另一个人可不管兵线在哪里,从河道,从野区,从四面八方赶来抓人,裴越与专注拿谢留漾的人头,似乎真的是在帮他补短板。
实际上裴越心里在想什么,只有他知道。搞艺术的人思想大胆而开发,喜欢一个人,就要参与到他的KDA里。
做不了助攻,有两个击杀也是好的。
打完这一局谢留漾感觉身体快被掏空了,要时时刻刻提防黑暗处杀来一个Yeats。三十多分钟的游戏打出了一个小时的漫长感,他取下头戴式耳机,看着自己的结算面板在心里想:这些伤害,全打在了一个人身上。
裴越的承伤数据突破新高。
“怎么样,效果不错?”罪魁祸首将椅子转了过来,一只手撑着下巴靠在桌子上,说:“不用谢我,都是队友应该的。”
真想一巴掌呼在他脸上。谢留漾摸出一颗薄荷糖塞进嘴里,试图用清凉的薄荷香气平复自己狠狠跳动的神经。
“谢谢你。”
一字一句地咬出三个字,谢留漾趁裴越没反应过来迅速点排位,可惜他的账号段位太高,匹配的时间有些长。这段时间足够裴越坐回自己位置,并点下排位。
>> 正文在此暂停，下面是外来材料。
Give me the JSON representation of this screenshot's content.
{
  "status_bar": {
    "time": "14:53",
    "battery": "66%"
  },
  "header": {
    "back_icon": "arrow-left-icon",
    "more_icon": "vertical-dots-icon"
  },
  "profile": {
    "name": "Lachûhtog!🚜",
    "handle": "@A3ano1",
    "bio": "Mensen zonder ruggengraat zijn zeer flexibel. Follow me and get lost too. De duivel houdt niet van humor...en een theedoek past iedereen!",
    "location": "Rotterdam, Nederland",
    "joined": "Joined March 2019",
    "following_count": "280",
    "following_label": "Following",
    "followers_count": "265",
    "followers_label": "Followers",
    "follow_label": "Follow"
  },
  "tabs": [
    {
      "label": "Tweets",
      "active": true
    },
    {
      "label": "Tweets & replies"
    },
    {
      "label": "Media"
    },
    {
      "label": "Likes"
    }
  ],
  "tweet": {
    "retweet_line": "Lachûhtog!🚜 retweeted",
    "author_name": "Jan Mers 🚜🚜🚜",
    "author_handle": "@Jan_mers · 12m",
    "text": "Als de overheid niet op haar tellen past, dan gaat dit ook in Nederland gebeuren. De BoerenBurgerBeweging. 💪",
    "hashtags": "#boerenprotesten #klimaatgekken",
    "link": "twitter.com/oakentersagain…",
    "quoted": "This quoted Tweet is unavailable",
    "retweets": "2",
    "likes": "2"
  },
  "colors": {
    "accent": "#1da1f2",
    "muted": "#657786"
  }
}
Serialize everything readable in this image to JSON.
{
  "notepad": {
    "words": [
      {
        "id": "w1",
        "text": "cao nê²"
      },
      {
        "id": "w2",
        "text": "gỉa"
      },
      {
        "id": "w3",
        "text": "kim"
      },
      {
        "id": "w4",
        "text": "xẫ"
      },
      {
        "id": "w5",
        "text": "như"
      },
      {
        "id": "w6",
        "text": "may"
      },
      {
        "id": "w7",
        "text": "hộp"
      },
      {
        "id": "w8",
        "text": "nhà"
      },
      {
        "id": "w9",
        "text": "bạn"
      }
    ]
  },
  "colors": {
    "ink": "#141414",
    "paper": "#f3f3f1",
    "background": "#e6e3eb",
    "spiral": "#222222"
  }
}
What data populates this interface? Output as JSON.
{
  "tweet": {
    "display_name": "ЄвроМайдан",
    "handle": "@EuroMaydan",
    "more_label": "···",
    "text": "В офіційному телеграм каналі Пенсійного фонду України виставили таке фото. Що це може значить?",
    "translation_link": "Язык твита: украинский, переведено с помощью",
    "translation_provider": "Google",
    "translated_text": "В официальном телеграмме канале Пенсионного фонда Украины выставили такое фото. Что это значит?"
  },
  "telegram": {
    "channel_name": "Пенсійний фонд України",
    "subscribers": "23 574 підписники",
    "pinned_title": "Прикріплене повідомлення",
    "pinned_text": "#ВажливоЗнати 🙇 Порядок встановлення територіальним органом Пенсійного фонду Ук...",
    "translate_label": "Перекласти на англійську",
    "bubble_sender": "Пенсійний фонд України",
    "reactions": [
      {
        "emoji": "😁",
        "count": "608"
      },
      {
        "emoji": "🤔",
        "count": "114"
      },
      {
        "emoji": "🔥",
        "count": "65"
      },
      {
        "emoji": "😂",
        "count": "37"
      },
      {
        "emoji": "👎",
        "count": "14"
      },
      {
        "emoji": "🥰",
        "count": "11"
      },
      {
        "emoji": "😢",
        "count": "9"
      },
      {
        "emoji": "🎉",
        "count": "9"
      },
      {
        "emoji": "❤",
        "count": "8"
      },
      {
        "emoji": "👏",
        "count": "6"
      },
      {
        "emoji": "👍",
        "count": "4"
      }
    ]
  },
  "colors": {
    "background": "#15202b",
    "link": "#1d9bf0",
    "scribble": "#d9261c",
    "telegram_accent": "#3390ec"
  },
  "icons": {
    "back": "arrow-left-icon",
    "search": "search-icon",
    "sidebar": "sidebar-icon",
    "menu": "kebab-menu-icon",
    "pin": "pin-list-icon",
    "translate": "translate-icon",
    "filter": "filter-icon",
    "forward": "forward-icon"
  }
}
上天赐予OTF上野特殊的缘分,这回他俩又排到了一起,和上局相比唯一的差别是两人同队。
无声地笑了,裴越心想,这不是上天注定是什么。
在谢留漾的强烈要求下,裴越没有来上路帮忙,而是专心收野怪控资源,带动队伍的整体节奏。
他打野怪的时候,上路两个上单的头像挨在一块儿几乎没有分开过,只有对面打野来的时候,谢留漾才会离得稍微远一点。裴越好奇地问他:“打得挺凶啊?”
“上路恶势力”手指在键盘上纷飞,鼠标响个不停,在塔下通过走位和技能效果规避敌军伤害的同时,谢留漾认真地说:“对面的演技太差了。”